Mike Pearce (eb.weak|ekim#eb.weak|ekim)
(http://www.linkedin.com/pub/mike-pearce/0/76b/610)
This paper gives an overview of the message passing and internal thread structure of 0MQ to facilitate its termination.
To give POSIX-like non-blocking behavior to the 0MQ socket close command an additional thread was created inside 0MQ to handle the shutdown of each socket. This thread was given the name 'reaper' and its job is to continue running to manage the closure of all the system sockets that 0MQ created on your behalf. This means that your application is able to initiate closure via this non-blocking call to zmq_close() and then to continue with its other duties. To ensure that your application does not terminate before the reaper completes its duties, the zmq_term command does a forever block until the reaper confirms to it that all sockets have closed. This will present a problem to you if you fail to call the zmq_close() command for every zmq_socket() command that you did.
Command Sequence and Threading
Chances are you will want your application to have one or more dedicated threads to block on the various socket activities such as waiting for messages to arrive for your application (e.g. zmq_recv). If you read the 0MQ reference guide or man pages for the 0MQ socket commands you will learn that these are not thread safe and so each thread will have to remain responsible for the open and closure of its own socket. A parent thread will then remain responsible for creating the zmq_context, and perhaps for sending messages. If the latter then it will also have sockets to close prior to calling zmq_term.
Internal Messaging.
The following diagram shows us an example of an application with two threads – The main thread which has been used to manage the zmq context (zmq_init and zmq_term) and a reader thread which is blocking on zmq_recv awaiting work.
In order for the application to exit we need to unblock the reader thread and get it to close its open socket. In order to unblock the reader thread the main thread needs to terminate the 0MQ context and it does this via a call to zmq_term.

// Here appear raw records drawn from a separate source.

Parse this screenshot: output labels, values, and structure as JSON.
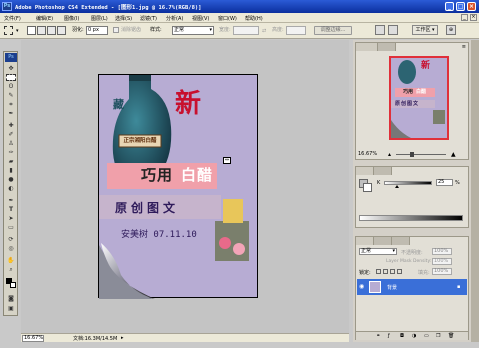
{
  "window": {
    "title": "Adobe Photoshop CS4 Extended - [图形1.jpg @ 16.7%(RGB/8)]",
    "ps_badge": "Ps",
    "controls": [
      "_",
      "□",
      "×"
    ]
  },
  "menubar": {
    "items": [
      "文件(F)",
      "编辑(E)",
      "图像(I)",
      "图层(L)",
      "选择(S)",
      "滤镜(T)",
      "分析(A)",
      "视图(V)",
      "窗口(W)",
      "帮助(H)"
    ]
  },
  "options": {
    "feather_label": "羽化:",
    "feather_value": "0 px",
    "antialias_label": "消除锯齿",
    "style_label": "样式:",
    "style_value": "正常",
    "width_label": "宽度:",
    "height_label": "高度:",
    "refine_button": "调整边缘...",
    "workspace_label": "工作区"
  },
  "toolbox": {
    "badge": "Ps"
  },
  "document": {
    "headline": "新",
    "seal": "正宗湘阳白醋",
    "badge_main": "巧用",
    "badge_accent": "白醋",
    "subtitle": "原创图文",
    "author_line": "安美树 07.11.10",
    "transform_label": "⇔"
  },
  "status": {
    "zoom": "16.67%",
    "doc_info": "文档:16.3M/14.5M"
  },
  "navigator": {
    "zoom": "16.67%",
    "thumb_headline": "新",
    "thumb_badge_main": "巧用",
    "thumb_badge_accent": "白醋",
    "thumb_subtitle": "原创图文"
  },
  "color": {
    "channel": "K",
    "value": "25",
    "unit": "%",
    "level": 0.25
  },
  "layers": {
    "blend_mode": "正常",
    "opacity_label": "不透明度:",
    "opacity_value": "100%",
    "lock_label": "锁定:",
    "fill_label": "填充:",
    "fill_value": "100%",
    "layer_name": "背景",
    "faint_label": "Layer Mask Density:",
    "faint_value": "100%"
  },
  "colors": {
    "title_bg": "#0b2f9e",
    "headline_red": "#c8102e",
    "badge_pink": "#f0a0aa",
    "canvas_bg": "#b7acd3",
    "layer_selected": "#3a6fd8"
  }
}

As mentioned in the 0MQ design paper a reap message is sent to the 0MQ reaper thread via the internal pipes used for 0MQ intercommunication. But what is more interesting for us is the exit message that is dispatched to release our blocking reader thread. Once our reader thread is free to terminate it can initiate the closure of its socket. Remember the 0MQ socket is not thread safe and so we must not close this socket from threads other than the one who opened and did the blocking read on that thread.
As this socket closes it sends a reap message to the reaper who takes over the job of closing that socket. The applications reader thread is now free to terminate itself.
The reaper thread has a list of open sockets and will remain blocked forever until this list is empty. As reap commands arrive for each of the open sockets, the reaper will send pipe_term commands to the 0MQ io_thread. The io_thread is created within 0MQ to manage the sockets IO.
The io_thread must now clean up its pending messages for that socket and in due time it sends a pipe_term_ack command which is intercepted by the reaper thread who then does the real closure call and then ticks it off his list of open sockets.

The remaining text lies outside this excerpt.